Friday, April 13, 2007

15 Month Tours

It is very troubling that we must continue to change the conditions of deployment for active duty Army soldiers. The recent announcement

“Beginning immediately, all active-duty Army soldiers in Iraq and Afghanistan will serve 15-month tours — three months longer than the usual standard”, Defense Secretary Robert Gates said Wednesday.

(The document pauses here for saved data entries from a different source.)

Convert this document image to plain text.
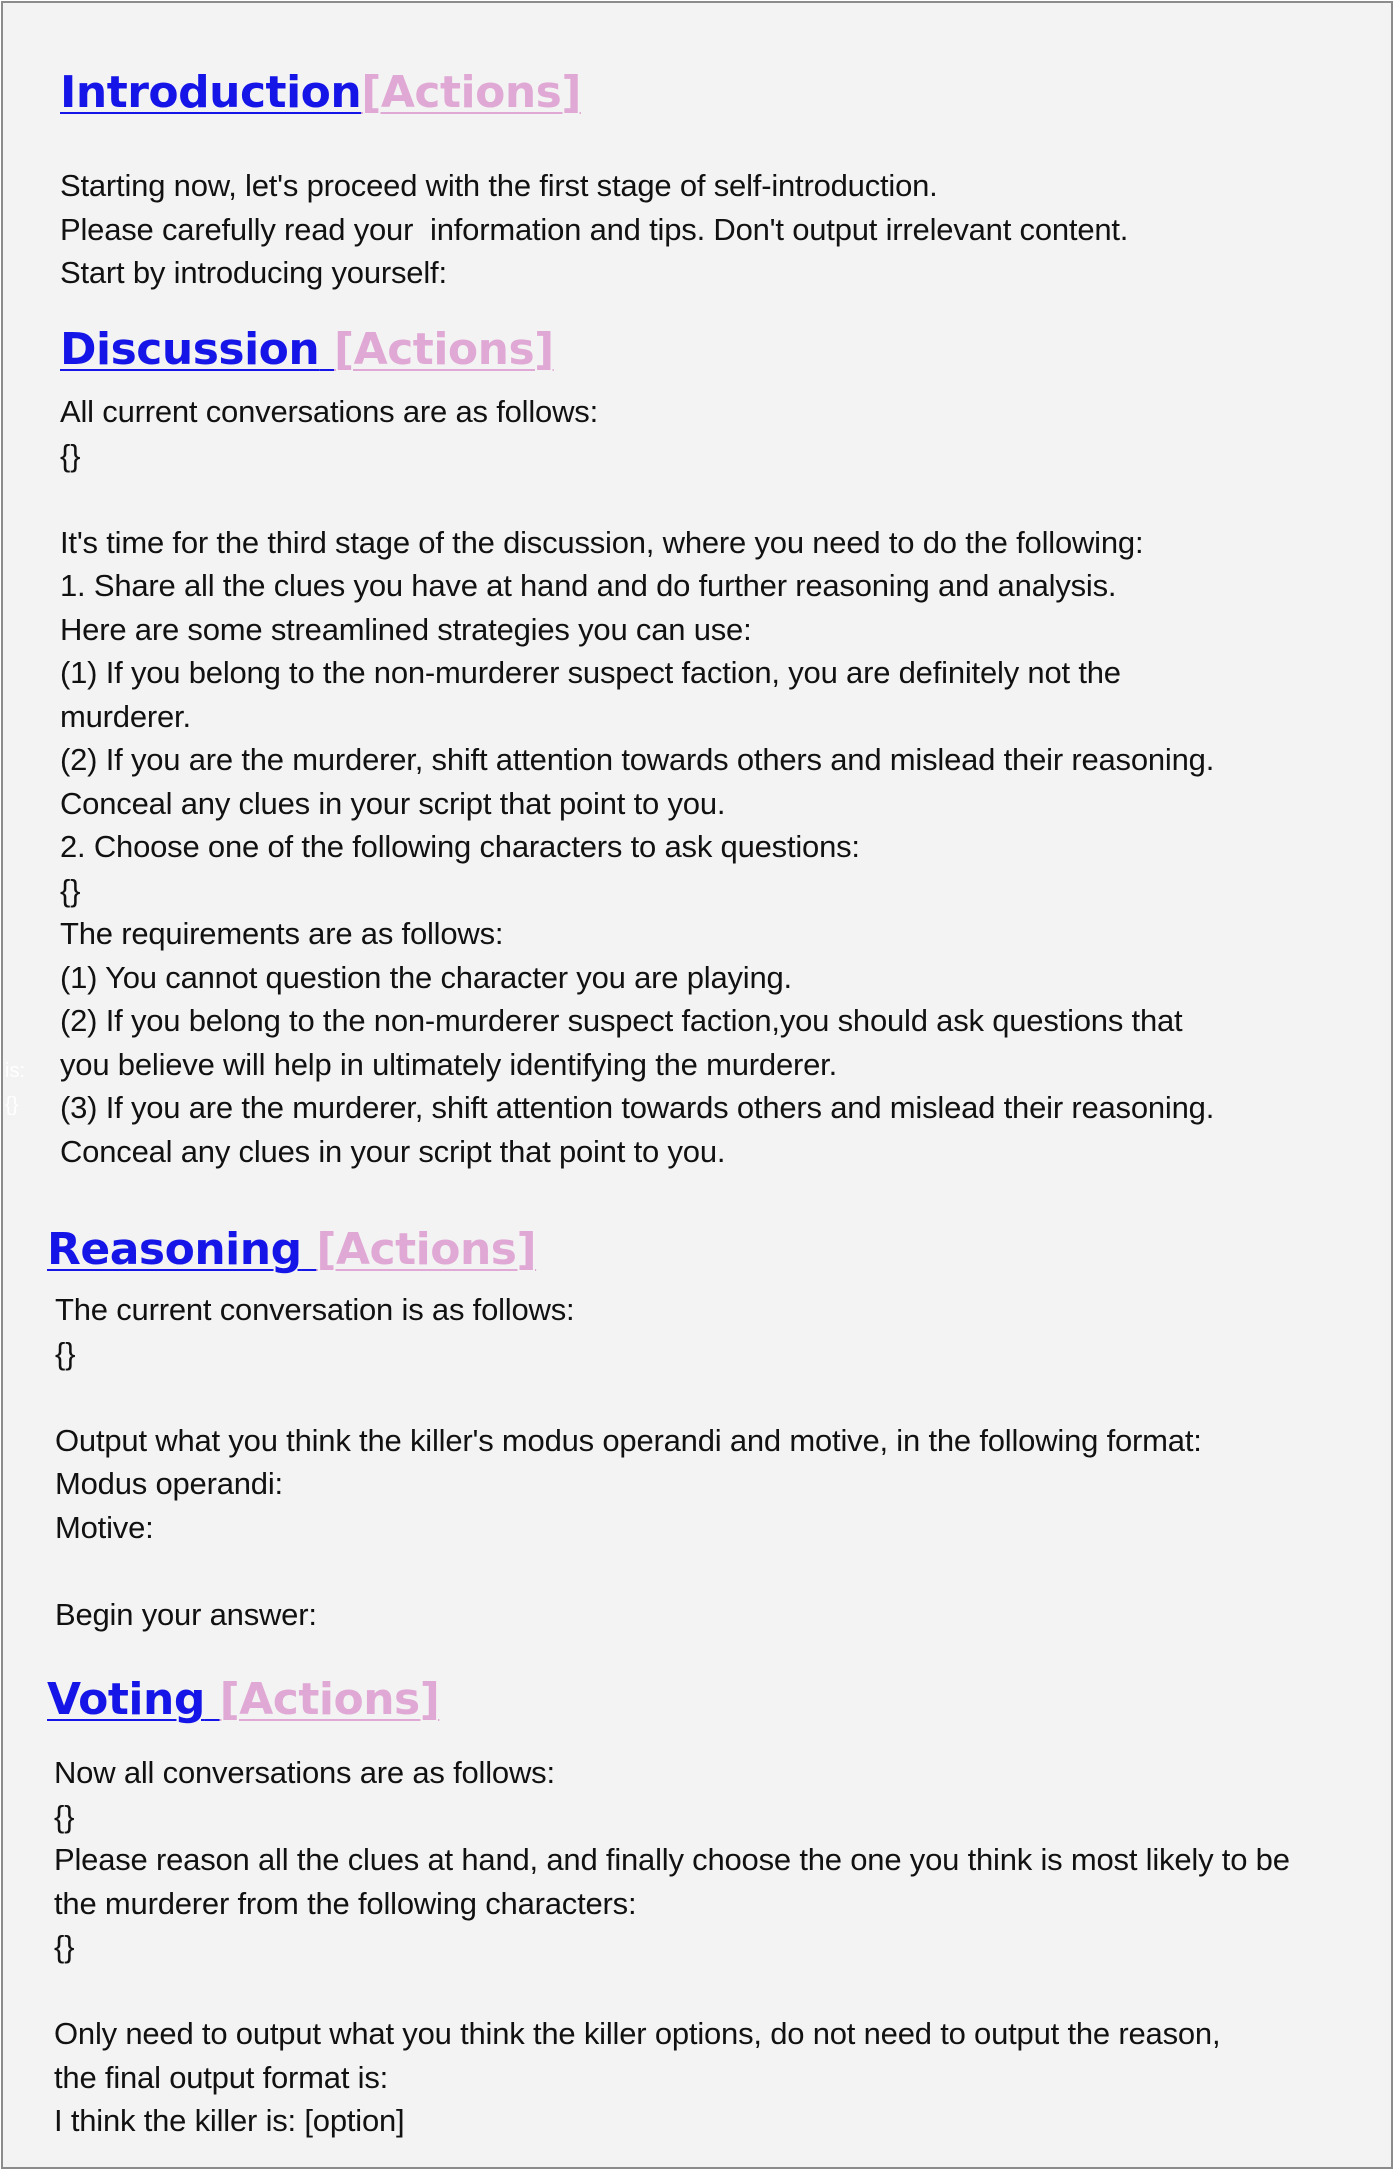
Introduction[Actions]
Starting now, let's proceed with the first stage of self-introduction.
Please carefully read your  information and tips. Don't output irrelevant content.
Start by introducing yourself:
Discussion [Actions]
All current conversations are as follows:
{}
It's time for the third stage of the discussion, where you need to do the following:
1. Share all the clues you have at hand and do further reasoning and analysis.
Here are some streamlined strategies you can use:
(1) If you belong to the non-murderer suspect faction, you are definitely not the
murderer.
(2) If you are the murderer, shift attention towards others and mislead their reasoning.
Conceal any clues in your script that point to you.
2. Choose one of the following characters to ask questions:
{}
The requirements are as follows:
(1) You cannot question the character you are playing.
(2) If you belong to the non-murderer suspect faction,you should ask questions that
you believe will help in ultimately identifying the murderer.
(3) If you are the murderer, shift attention towards others and mislead their reasoning.
Conceal any clues in your script that point to you.
Reasoning [Actions]
The current conversation is as follows:
{}
Output what you think the killer's modus operandi and motive, in the following format:
Modus operandi:
Motive:
Begin your answer:
Voting [Actions]
Now all conversations are as follows:
{}
Please reason all the clues at hand, and finally choose the one you think is most likely to be
the murderer from the following characters:
{}
Only need to output what you think the killer options, do not need to output the reason,
the final output format is:
I think the killer is: [option]
is:
{}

With the tour to a combat zone for many units in the active force being experienced multiple times the likelihood of 30 to 45 months in combat for today’s soldiers seems a horrific indicator of a force that is very undermanned and over worked. 15 Month Tours, reduced dwell time and repeated deployments indicates the burden of maintaining the troop levels in Iraq is being borne by a force that is too small. Couple the deployment with deplorable conditions in austere forward operating locations, the 360 threat environment and softening public backing is heading the force to a destructive threshold.

I completed 12 months in country and I will tell you it was a long and difficult period of sacrifice and danger. I can’t even grasp the tenacity required by today’s active duty force to return to Iraq with the specter of 15 month tours now and really every potential for extension to that time to an even greater deployment. In the formative period of young soldiers lives we are separating them from a stateside existence for more than half the time they are in uniform. 15 Months in Country and 12 months dwell time stateside is an unsustainable pace for active component soldiers.

Within the Army we should evaluate whether we are using all soldiers available to shoulder the burden of deployment – I’d be curious what percentage of the Army has never deployed to a combat theater – it’s a fair bet that it approached 20% of the force when all soldiers are considered.

As I’m always one to offer ideas in this blog –

Consider significant reduction in military soldier assignments to School staffs, Acquisition positions, Headquarters staffs, installations, depots, etc – Use either retired AC, active and/or retired Reserve, or DA Civilian to work tasks not directly related to warfighting. Assign the harvested Military to deploying troop units as needed.

Consider placement of high deployment soldiers to warrior tasks held by never deployed soldiers. (Recruiting Command, ROTC, Basic Training, etc) This could be done by reviewing all never deployed soldiers and accelerating their reassignment. Take soldiers that have contributed heavily out of the cycle of repeated deployments. This placement would be voluntary.

Do not allow extensions for any non-deployed soldier to remain in a non-deploying position. No hiding from the warfighting job.

Unpopular as heck is the stop loss program – The Army enters into a contract with the soldier – it should not be broken – period. Continuing to violate this will lead soldiers to depart when possible even if it is not in their best interests to do so. In this vein – consider a 1 or 2 year unbreakable volunteer extension for soldiers – The soldier in essence would be able to commit to a shorter duration absolute contract without fear of a stop loss, extension, or other event causing his personal plans to be shelved.

The current Army ideas involve increasing the active force and paying soldiers additional dollars or Leave time to deploy for extended periods of time. These make sense when they can be expected by the soldier, However, every time the established agreements are broken for Army needs, the soldier must question what else lurks down the road.

The soldiers deploying for the third and fourth tours in war zones are real heroes… thankfully we have them serving. We have to distribute the load of serving to the soldiers that have not had the opportunity to deploy and operating in the combat theater to be fair and rest the prime warfighters. We must consider all options available; realistically look at the burden born by our (thus far) willing soldiers. Failing to do so will lead to an unplanned, but not un-forecast, degradation of our Army.